Nimesh Oli – MIA Class of 2024
1. Where and with whom did you intern?
I interned at the Secretariat of the South Asian Association for Regional Cooperation (SAARC) in Kathmandu, Nepal. I worked with the Director of Energy, Transportation, Science and Technology under the supervision of Tanveer Ahmed.
2. What were your primary responsibilities?
I conducted research under the supervision of my director for a report on Regional Integration in South Asia and how the region can leverage trade in advancing regionalism. Most of the countries in South Asia have more connections and trade with the outside world than the countries in the region. Because of this, people in the region are not getting the full benefits of regional cooperation and trade. I was conducting a thorough analysis of the issues with South Asian Regionalism, looking not only at colonial history but also at the developments that followed. I also compared why regional organizations like the Association of Southeast Asian Nations (ASEAN) and the European Union (EU) have been phenomenally successful while SAARC has not progressed. At the very end, I proposed a model for regional integration in South Asia through international trade as a prefatory vehicle for long-term integration.

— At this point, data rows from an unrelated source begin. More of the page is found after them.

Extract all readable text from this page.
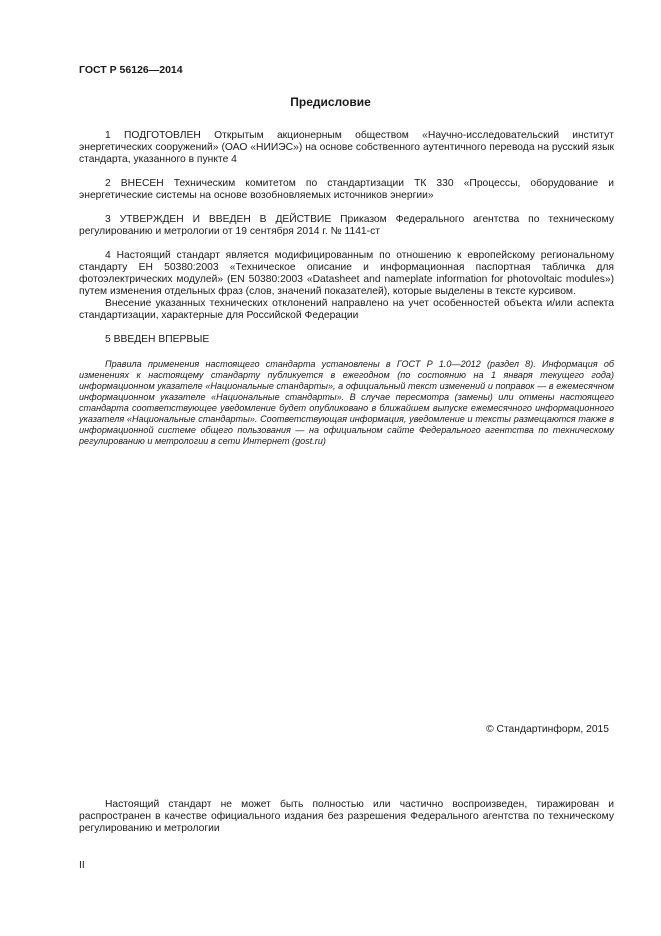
ГОСТ Р 56126—2014
Предисловие

1 ПОДГОТОВЛЕН Открытым акционерным обществом «Научно-исследовательский институт энергетических сооружений» (ОАО «НИИЭС») на основе собственного аутентичного перевода на русский язык стандарта, указанного в пункте 4

2 ВНЕСЕН Техническим комитетом по стандартизации ТК 330 «Процессы, оборудование и энергетические системы на основе возобновляемых источников энергии»

3 УТВЕРЖДЕН И ВВЕДЕН В ДЕЙСТВИЕ Приказом Федерального агентства по техническому регулированию и метрологии от 19 сентября 2014 г. № 1141-ст

4 Настоящий стандарт является модифицированным по отношению к европейскому региональному стандарту ЕН 50380:2003 «Техническое описание и информационная паспортная табличка для фотоэлектрических модулей» (EN 50380:2003 «Datasheet and nameplate information for photovoltaic modules») путем изменения отдельных фраз (слов, значений показателей), которые выделены в тексте курсивом.

Внесение указанных технических отклонений направлено на учет особенностей объекта и/или аспекта стандартизации, характерные для Российской Федерации

5 ВВЕДЕН ВПЕРВЫЕ

Правила применения настоящего стандарта установлены в ГОСТ Р 1.0—2012 (раздел 8). Информация об изменениях к настоящему стандарту публикуется в ежегодном (по состоянию на 1 января текущего года) информационном указателе «Национальные стандарты», а официальный текст изменений и поправок — в ежемесячном информационном указателе «Национальные стандарты». В случае пересмотра (замены) или отмены настоящего стандарта соответствующее уведомление будет опубликовано в ближайшем выпуске ежемесячного информационного указателя «Национальные стандарты». Соответствующая информация, уведомление и тексты размещаются также в информационной системе общего пользования — на официальном сайте Федерального агентства по техническому регулированию и метрологии в сети Интернет (gost.ru)

© Стандартинформ, 2015

Настоящий стандарт не может быть полностью или частично воспроизведен, тиражирован и распространен в качестве официального издания без разрешения Федерального агентства по техническому регулированию и метрологии

II
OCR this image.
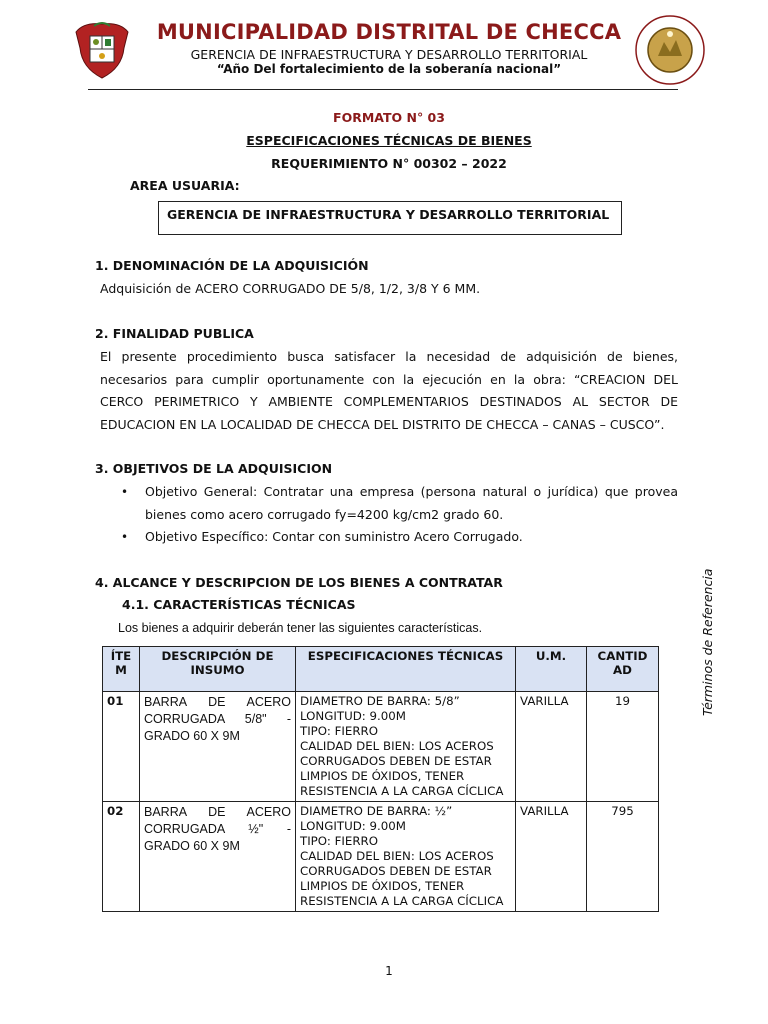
MUNICIPALIDAD DISTRITAL DE CHECCA
GERENCIA DE INFRAESTRUCTURA Y DESARROLLO TERRITORIAL
“Año Del fortalecimiento de la soberanía nacional”
FORMATO N° 03
ESPECIFICACIONES TÉCNICAS DE BIENES
REQUERIMIENTO N° 00302 – 2022
AREA USUARIA:
GERENCIA DE INFRAESTRUCTURA Y DESARROLLO TERRITORIAL
1. DENOMINACIÓN DE LA ADQUISICIÓN
Adquisición de ACERO CORRUGADO DE 5/8, 1/2, 3/8 Y 6 MM.
2. FINALIDAD PUBLICA
El presente procedimiento busca satisfacer la necesidad de adquisición de bienes,
necesarios para cumplir oportunamente con la ejecución en la obra: “CREACION DEL
CERCO PERIMETRICO Y AMBIENTE COMPLEMENTARIOS DESTINADOS AL SECTOR DE
EDUCACION EN LA LOCALIDAD DE CHECCA DEL DISTRITO DE CHECCA – CANAS – CUSCO”.
3. OBJETIVOS DE LA ADQUISICION
• Objetivo General: Contratar una empresa (persona natural o jurídica) que provea
bienes como acero corrugado fy=4200 kg/cm2 grado 60.
• Objetivo Específico: Contar con suministro Acero Corrugado.
4. ALCANCE Y DESCRIPCION DE LOS BIENES A CONTRATAR
4.1. CARACTERÍSTICAS TÉCNICAS
Los bienes a adquirir deberán tener las siguientes características.
ÍTE M	DESCRIPCIÓN DE INSUMO	ESPECIFICACIONES TÉCNICAS	U.M.	CANTID AD
01	BARRA DE ACERO CORRUGADA 5/8" - GRADO 60 X 9M	DIAMETRO DE BARRA: 5/8”
LONGITUD: 9.00M
TIPO: FIERRO
CALIDAD DEL BIEN: LOS ACEROS CORRUGADOS DEBEN DE ESTAR LIMPIOS DE ÓXIDOS, TENER RESISTENCIA A LA CARGA CÍCLICA	VARILLA	19
02	BARRA DE ACERO CORRUGADA ½" - GRADO 60 X 9M	DIAMETRO DE BARRA: ½”
LONGITUD: 9.00M
TIPO: FIERRO
CALIDAD DEL BIEN: LOS ACEROS CORRUGADOS DEBEN DE ESTAR LIMPIOS DE ÓXIDOS, TENER RESISTENCIA A LA CARGA CÍCLICA	VARILLA	795
Términos de Referencia
1
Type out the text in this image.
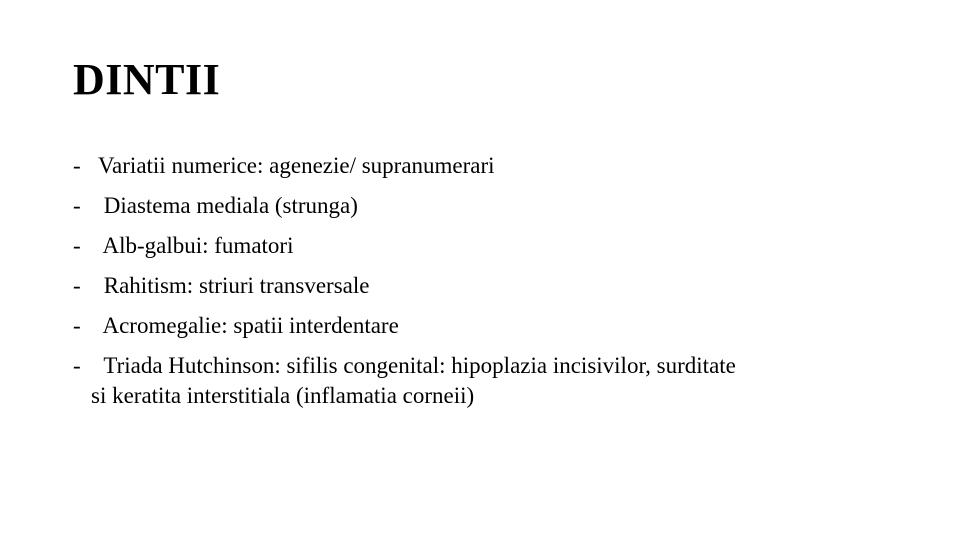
DINTII
- Variatii numerice: agenezie/ supranumerari
- Diastema mediala (strunga)
- Alb-galbui: fumatori
- Rahitism: striuri transversale
- Acromegalie: spatii interdentare
- Triada Hutchinson: sifilis congenital: hipoplazia incisivilor, surditate
si keratita interstitiala (inflamatia corneii)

3. Which of your previous classes or learning experiences were most useful to you during the internship?
While all of my Bush School experiences and classes were important learning avenues for me, the most useful classes during my internship were The Global Economy by Prof. Robertson and State Building and Failure in the Developing World by Prof. Huang. Similarly, my Quantitative Analysis I class with Prof. Dvir and the International Organizations class with Prof. Hamie were also helpful during my internship at SAARC. At the Bush School, I gained networking and communication skills and had the opportunity to meet and work with people of different nationalities and diverse backgrounds; this experience was very helpful during my internship.
4. What were the highlights or most important learning opportunities from your internship experience?
Most importantly, I got to meet with people from different South Asian countries working together for a common cause of regional integration. I got an opportunity to research the region’s history, how the regional integration panned out over the years, and why the process ground to a halt. I also had the opportunity to meet with other interns from the region who shared an optimistic view despite zero progress in regional integration in the last decade. Although I worked under a director who dealt with Energy, Transportation, Science and Technology, I had the flexibility to work and conduct research not limited to the director’s field. Because of the flexibility, I got to use my acquired knowledge and skills from the Bush School to write my final research report at SAARC, which mainly focused on the barriers and challenges to regionalism and how they can be addressed. Additionally, I got to travel to Bangladesh and witnessed the immense economic progress, the success in poverty reduction, and women’s empowerment, among others. I also got the opportunity to observe the Rohingya refugees in Kutupalong, Cox’s Bazar, Bangladesh. I witnessed their appalling living conditions and learned about their resettlement in third countries, especially in the West.
5. Do you have any advice for first-year Bush School students who may be applying for an internship for this summer?
The biggest piece of advice would be never to lose hope and apply for as many internships as possible from the very beginning. Reach out to your fellow students and professors if they have any ideas or connections for scholarships domestically or internationally. Additionally, reach out to Career Services administrators and staff for any help you need, as they are super helpful. At some point in time, you may be discouraged and stressed about not getting an internship or something you do not like, but the key thing here is to stay in the game. You will find something you like at the very end, no matter what. Still, you should be fully responsible for doing your part of the application process, like writing a good cover letter, updating your resume, and talking with your professors for reference, among other things.